Now, we create the project using the create_project method, with type LLM_STATIC:

from kili.client import Kili

kili = Kili(
    # api_endpoint="https://cloud.kili-technology.com/api/label/v2/graphql",
)
project = kili.create_project(
    title="[Kili SDK Notebook]: LLM Static",
    description="Project Description",
    input_type="LLM_STATIC",
    json_interface=interface,
)
project_id = project["id"]

Import conversations

We will import three conversations to the project.
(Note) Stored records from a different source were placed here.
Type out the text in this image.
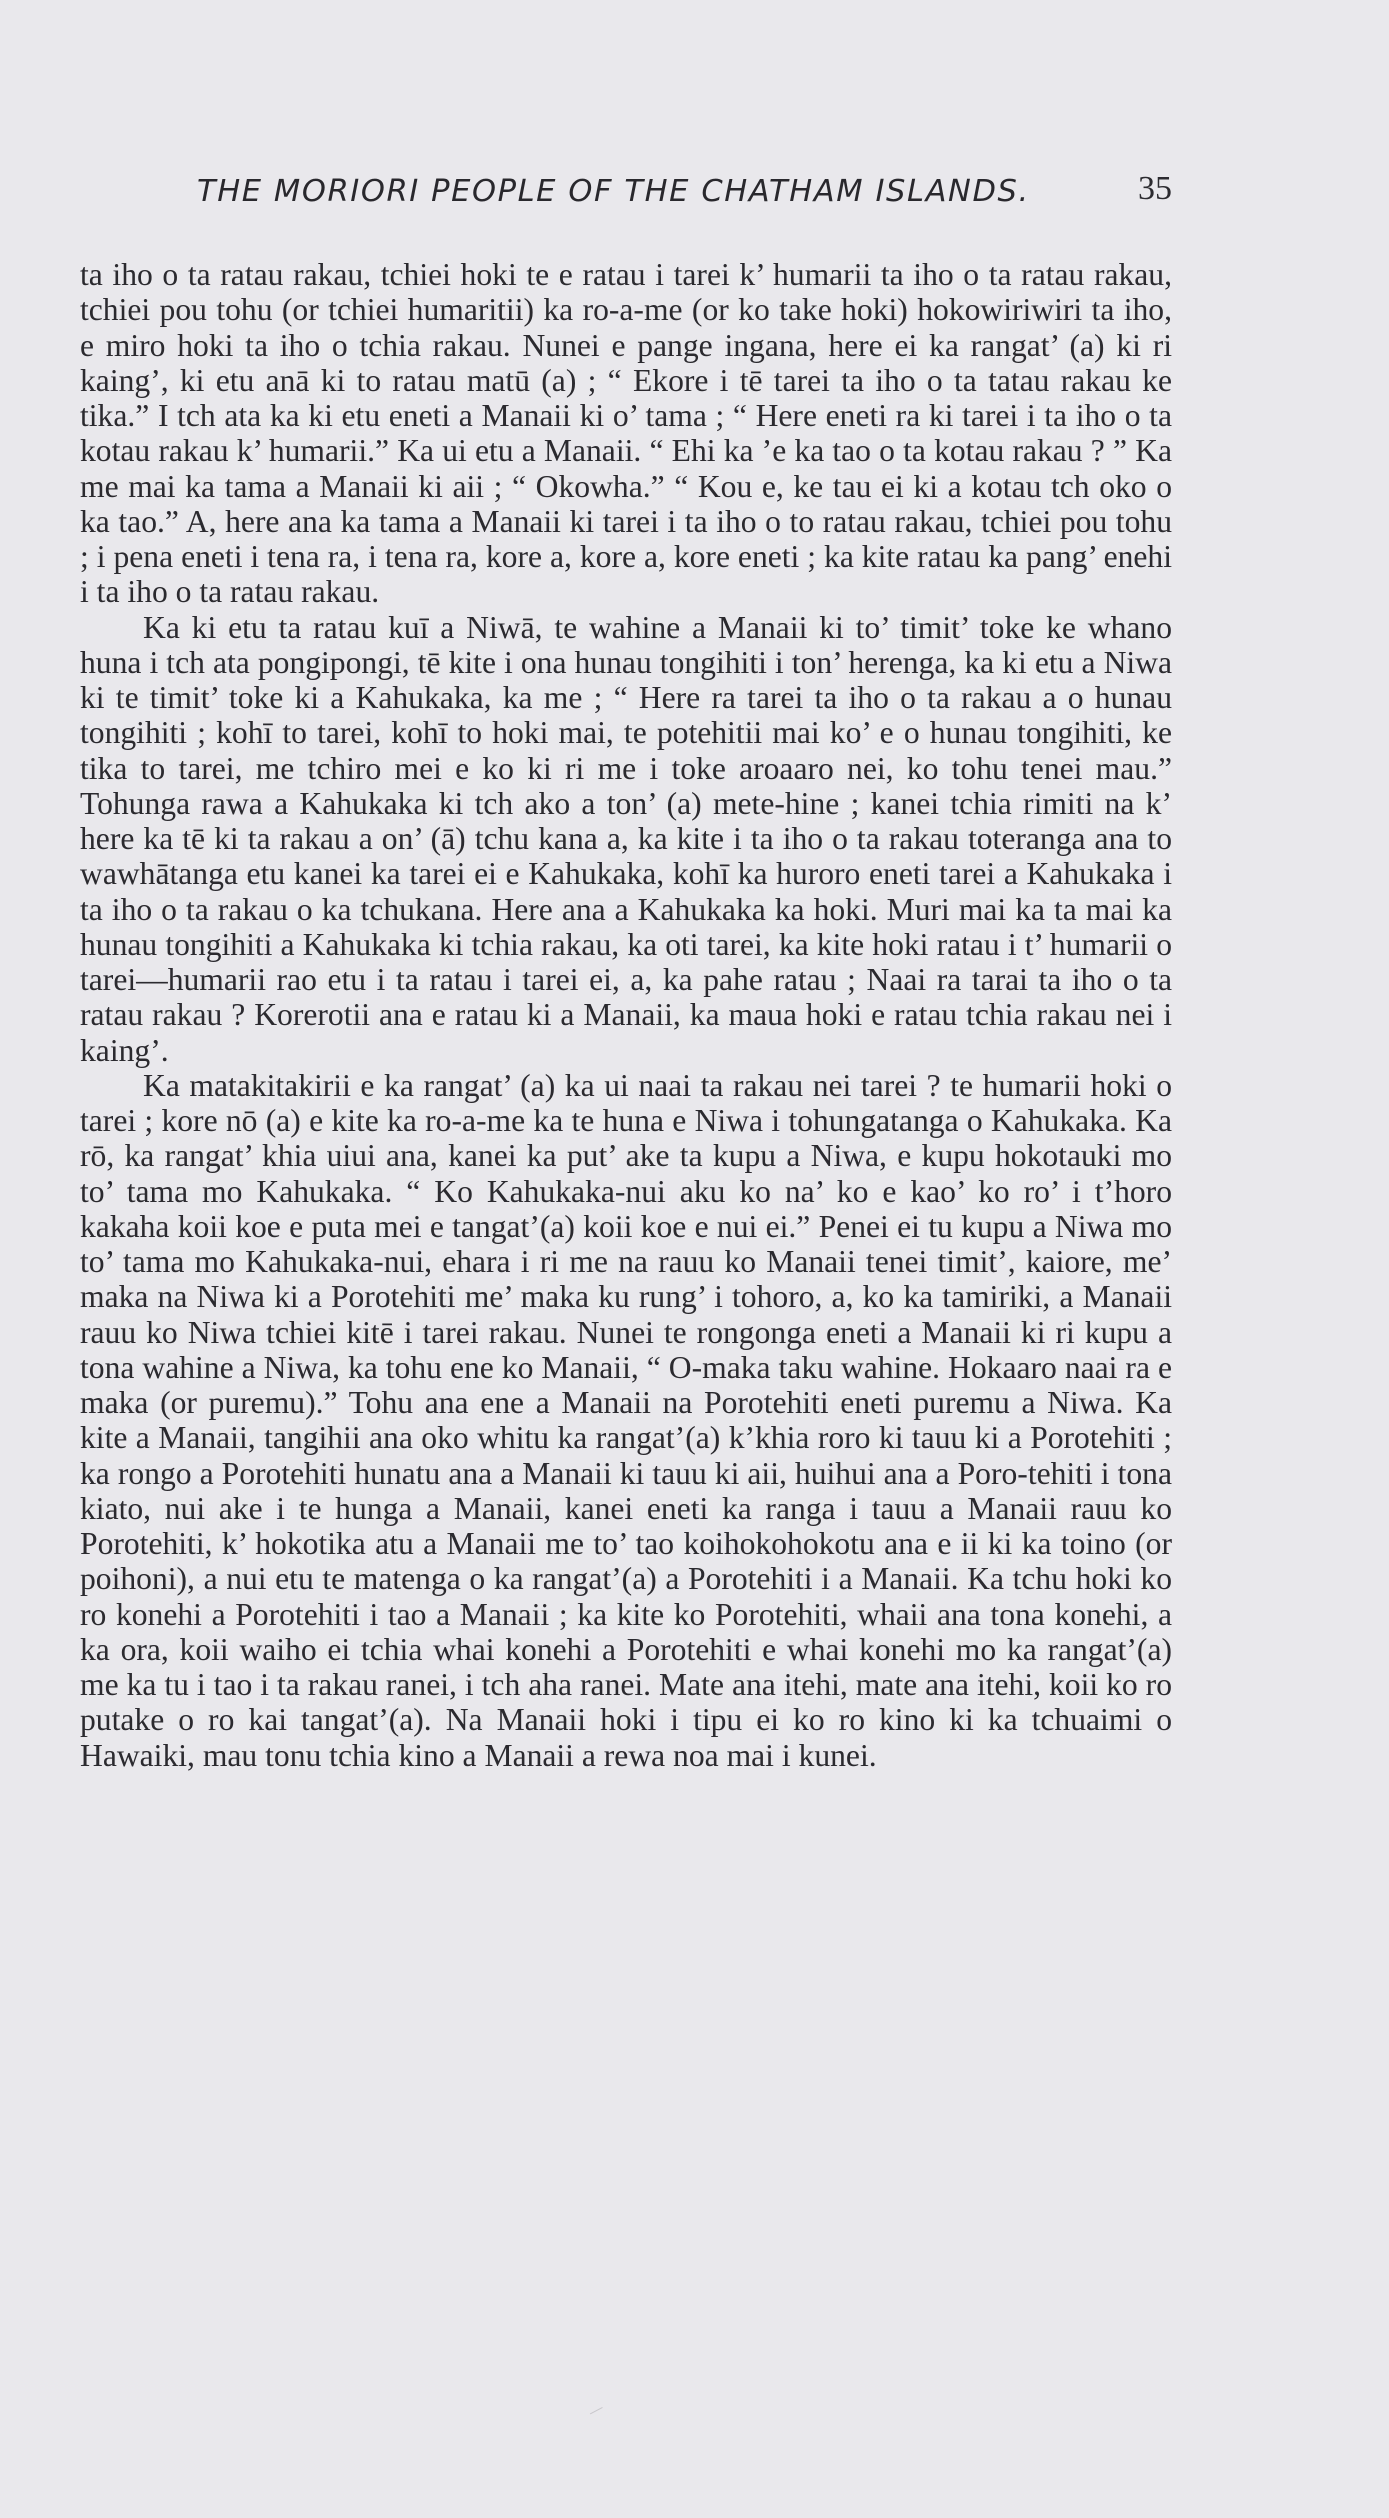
THE MORIORI PEOPLE OF THE CHATHAM ISLANDS.	35

ta iho o ta ratau rakau, tchiei hoki te e ratau i tarei k’ humarii ta iho o ta ratau rakau, tchiei pou tohu (or tchiei humaritii) ka ro-a-me (or ko take hoki) hokowiriwiri ta iho, e miro hoki ta iho o tchia rakau. Nunei e pange ingana, here ei ka rangat’ (a) ki ri kaing’, ki etu anā ki to ratau matū (a) ; “ Ekore i tē tarei ta iho o ta tatau rakau ke tika.” I tch ata ka ki etu eneti a Manaii ki o’ tama ; “ Here eneti ra ki tarei i ta iho o ta kotau rakau k’ humarii.” Ka ui etu a Manaii. “ Ehi ka ’e ka tao o ta kotau rakau ? ” Ka me mai ka tama a Manaii ki aii ; “ Okowha.” “ Kou e, ke tau ei ki a kotau tch oko o ka tao.” A, here ana ka tama a Manaii ki tarei i ta iho o to ratau rakau, tchiei pou tohu ; i pena eneti i tena ra, i tena ra, kore a, kore a, kore eneti ; ka kite ratau ka pang’ enehi i ta iho o ta ratau rakau.

Ka ki etu ta ratau kuī a Niwā, te wahine a Manaii ki to’ timit’ toke ke whano huna i tch ata pongipongi, tē kite i ona hunau tongihiti i ton’ herenga, ka ki etu a Niwa ki te timit’ toke ki a Kahukaka, ka me ; “ Here ra tarei ta iho o ta rakau a o hunau tongihiti ; kohī to tarei, kohī to hoki mai, te potehitii mai ko’ e o hunau tongihiti, ke tika to tarei, me tchiro mei e ko ki ri me i toke aroaaro nei, ko tohu tenei mau.” Tohunga rawa a Kahukaka ki tch ako a ton’ (a) mete-hine ; kanei tchia rimiti na k’ here ka tē ki ta rakau a on’ (ā) tchu kana a, ka kite i ta iho o ta rakau toteranga ana to wawhātanga etu kanei ka tarei ei e Kahukaka, kohī ka huroro eneti tarei a Kahukaka i ta iho o ta rakau o ka tchukana. Here ana a Kahukaka ka hoki. Muri mai ka ta mai ka hunau tongihiti a Kahukaka ki tchia rakau, ka oti tarei, ka kite hoki ratau i t’ humarii o tarei—humarii rao etu i ta ratau i tarei ei, a, ka pahe ratau ; Naai ra tarai ta iho o ta ratau rakau ? Korerotii ana e ratau ki a Manaii, ka maua hoki e ratau tchia rakau nei i kaing’.

Ka matakitakirii e ka rangat’ (a) ka ui naai ta rakau nei tarei ? te humarii hoki o tarei ; kore nō (a) e kite ka ro-a-me ka te huna e Niwa i tohungatanga o Kahukaka. Ka rō, ka rangat’ khia uiui ana, kanei ka put’ ake ta kupu a Niwa, e kupu hokotauki mo to’ tama mo Kahukaka. “ Ko Kahukaka-nui aku ko na’ ko e kao’ ko ro’ i t’horo kakaha koii koe e puta mei e tangat’(a) koii koe e nui ei.” Penei ei tu kupu a Niwa mo to’ tama mo Kahukaka-nui, ehara i ri me na rauu ko Manaii tenei timit’, kaiore, me’ maka na Niwa ki a Porotehiti me’ maka ku rung’ i tohoro, a, ko ka tamiriki, a Manaii rauu ko Niwa tchiei kitē i tarei rakau. Nunei te rongonga eneti a Manaii ki ri kupu a tona wahine a Niwa, ka tohu ene ko Manaii, “ O-maka taku wahine. Hokaaro naai ra e maka (or puremu).” Tohu ana ene a Manaii na Porotehiti eneti puremu a Niwa. Ka kite a Manaii, tangihii ana oko whitu ka rangat’(a) k’khia roro ki tauu ki a Porotehiti ; ka rongo a Porotehiti hunatu ana a Manaii ki tauu ki aii, huihui ana a Poro-tehiti i tona kiato, nui ake i te hunga a Manaii, kanei eneti ka ranga i tauu a Manaii rauu ko Porotehiti, k’ hokotika atu a Manaii me to’ tao koihokohokotu ana e ii ki ka toino (or poihoni), a nui etu te matenga o ka rangat’(a) a Porotehiti i a Manaii. Ka tchu hoki ko ro konehi a Porotehiti i tao a Manaii ; ka kite ko Porotehiti, whaii ana tona konehi, a ka ora, koii waiho ei tchia whai konehi a Porotehiti e whai konehi mo ka rangat’(a) me ka tu i tao i ta rakau ranei, i tch aha ranei. Mate ana itehi, mate ana itehi, koii ko ro putake o ro kai tangat’(a). Na Manaii hoki i tipu ei ko ro kino ki ka tchuaimi o Hawaiki, mau tonu tchia kino a Manaii a rewa noa mai i kunei.
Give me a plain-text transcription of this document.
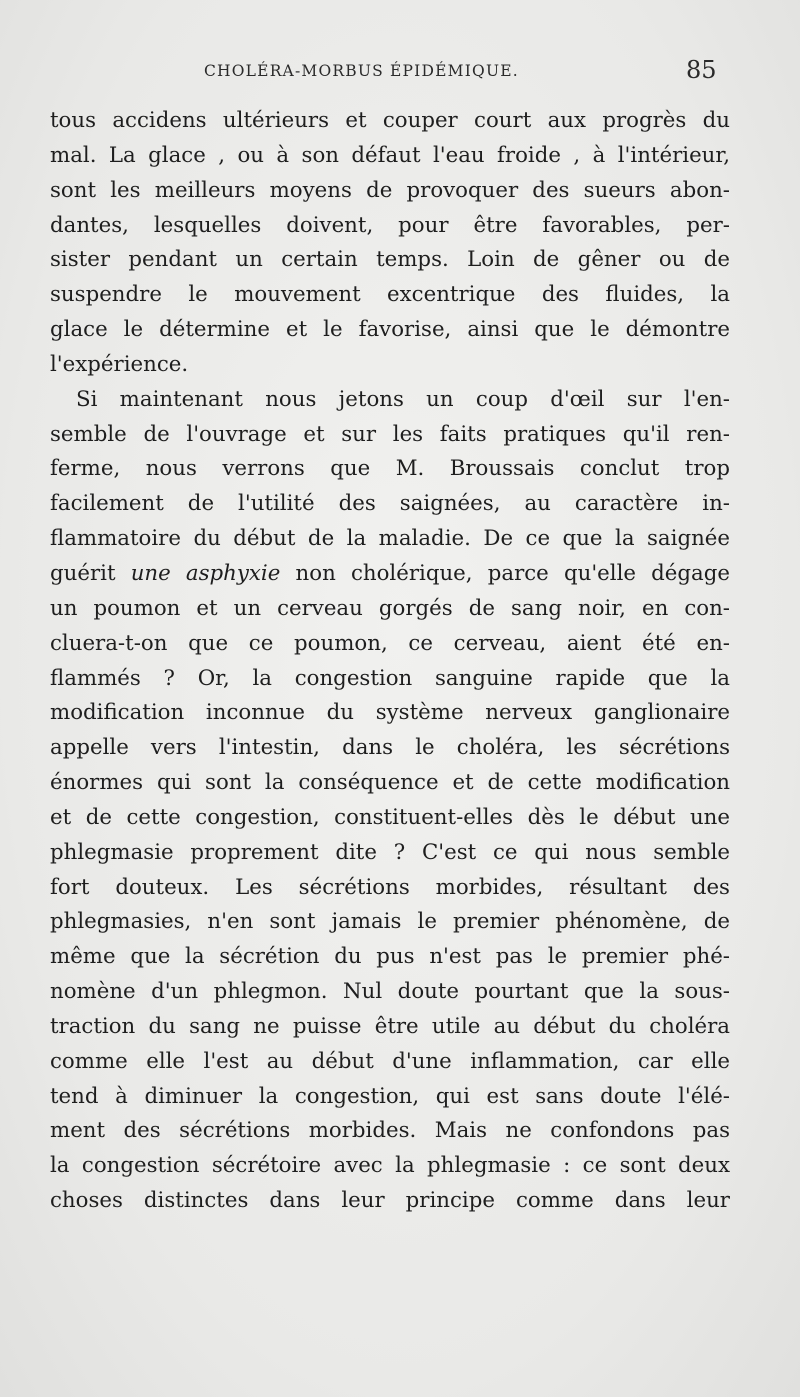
CHOLÉRA-MORBUS ÉPIDÉMIQUE.	85
tous accidens ultérieurs et couper court aux progrès du
mal. La glace , ou à son défaut l'eau froide , à l'intérieur,
sont les meilleurs moyens de provoquer des sueurs abon-
dantes, lesquelles doivent, pour être favorables, per-
sister pendant un certain temps. Loin de gêner ou de
suspendre le mouvement excentrique des fluides, la
glace le détermine et le favorise, ainsi que le démontre
l'expérience.
Si maintenant nous jetons un coup d'œil sur l'en-
semble de l'ouvrage et sur les faits pratiques qu'il ren-
ferme, nous verrons que M. Broussais conclut trop
facilement de l'utilité des saignées, au caractère in-
flammatoire du début de la maladie. De ce que la saignée
guérit une asphyxie non cholérique, parce qu'elle dégage
un poumon et un cerveau gorgés de sang noir, en con-
cluera-t-on que ce poumon, ce cerveau, aient été en-
flammés ? Or, la congestion sanguine rapide que la
modification inconnue du système nerveux ganglionaire
appelle vers l'intestin, dans le choléra, les sécrétions
énormes qui sont la conséquence et de cette modification
et de cette congestion, constituent-elles dès le début une
phlegmasie proprement dite ? C'est ce qui nous semble
fort douteux. Les sécrétions morbides, résultant des
phlegmasies, n'en sont jamais le premier phénomène, de
même que la sécrétion du pus n'est pas le premier phé-
nomène d'un phlegmon. Nul doute pourtant que la sous-
traction du sang ne puisse être utile au début du choléra
comme elle l'est au début d'une inflammation, car elle
tend à diminuer la congestion, qui est sans doute l'élé-
ment des sécrétions morbides. Mais ne confondons pas
la congestion sécrétoire avec la phlegmasie : ce sont deux
choses distinctes dans leur principe comme dans leur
The conversations are stored in a JSON file, which we will load and import using the import_conversations method.

import requests

conversations = requests.get(
    "https://storage.googleapis.com/label-public-staging/demo-projects/LLM_static/llm-conversations.json"
).json()
kili.llm.import_conversations(project_id, conversations=conversations)

You can now see the conversations imported in the UI :

Model Integration

In this tutorial, we've:

Created a Kili project with a custom interface for LLM output comparison.
Imported conversations using Kili LLM format.